Weed left the department in February 2013 and five months later joined 1Energy’s board of advisers. In April 2014, he joined the company as an employee.

“From my side, I had no involvement whatsoever in the Clean Energy Fund while in state service,” he said in a recent email to The Daily Herald. And “my duties at 1Energy do not involve any interaction with the Clean Energy Fund program.”

Malarkey left Commerce and joined 1Energy in September 2013 where he helped put together the PUD’s grant application, which did not mention his involvement.

Before leaving state employment he “played a significant role” in establishing the Clean Energy Fund, a Commerce official wrote in an email to lawmakers in June.

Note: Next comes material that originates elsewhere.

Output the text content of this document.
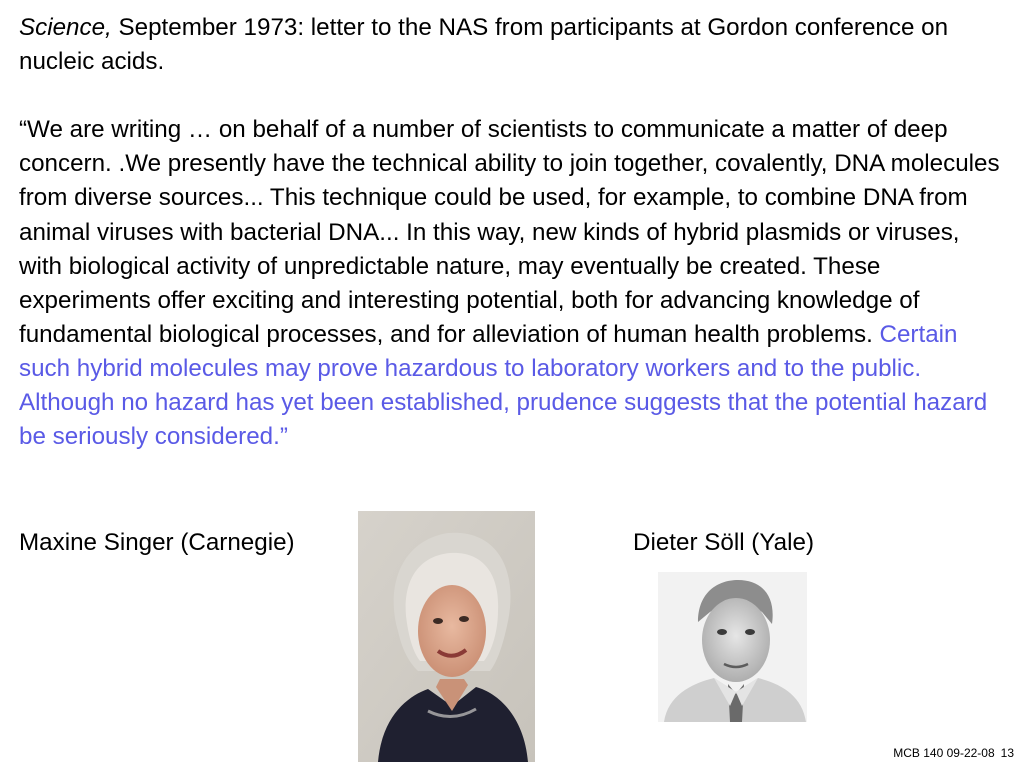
Science, September 1973: letter to the NAS from participants at Gordon conference on nucleic acids.

“We are writing … on behalf of a number of scientists to communicate a matter of deep concern. .We presently have the technical ability to join together, covalently, DNA molecules from diverse sources... This technique could be used, for example, to combine DNA from animal viruses with bacterial DNA... In this way, new kinds of hybrid plasmids or viruses, with biological activity of unpredictable nature, may eventually be created. These experiments offer exciting and interesting potential, both for advancing knowledge of fundamental biological processes, and for alleviation of human health problems. Certain such hybrid molecules may prove hazardous to laboratory workers and to the public. Although no hazard has yet been established, prudence suggests that the potential hazard be seriously considered.”

Maxine Singer (Carnegie)	Dieter Söll (Yale)
MCB 140 09-22-08 13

Many of the allegations came out of the PUD’s own ethics investigation earlier this year into its no-bid contracts with 1Energy Systems. The independent investigator found that PUD officials and 1Energy’s founder, Dave Kaplan, broke the district’s ethics policy by failing to take adequate steps to avoid the appearance of favoritism.

Kaplan is named in the complaints. He is a former consultant for the commerce department and a former PUD employee.

The complaints, filed in mid-July, also name Michael Carr, who helped launch the state’s Clean Energy Fund while working at the department. Carr is now an attorney with UniEnergy Technologies, a PUD subcontractor through 1Energy Systems.

In search of answers

A whistleblower, Anthony Curtis, prompted the PUD investigation. He then turned to Chase for help as well.

“When a whistleblower brings me an issue, I’m obligated to look into it,” she said without mentioning Curtis by name. “What I found was a can of worms. And the deeper I get into this, the madder I get.”

She insisted she would “love” to have a Washington company leading the world in the battery storage technology. She said she just can’t understand why it had to be with no-bid contracts for companies with ex-state workers.

“No one can make the case we needed to put public money into this private company to get battery storage,” she said. “There were plenty of companies doing battery storage.”

The next step depends on what comes of the ethics investigations.

“I want to stop what I believe could be corruption but I don’t know,” Chase said. “If they don’t do anything, the next thing we’ll have to do is go to the ballot to fix this. Am I wasting my time? No, absolutely not. All of this reminds me of Watergate. Follow the money.”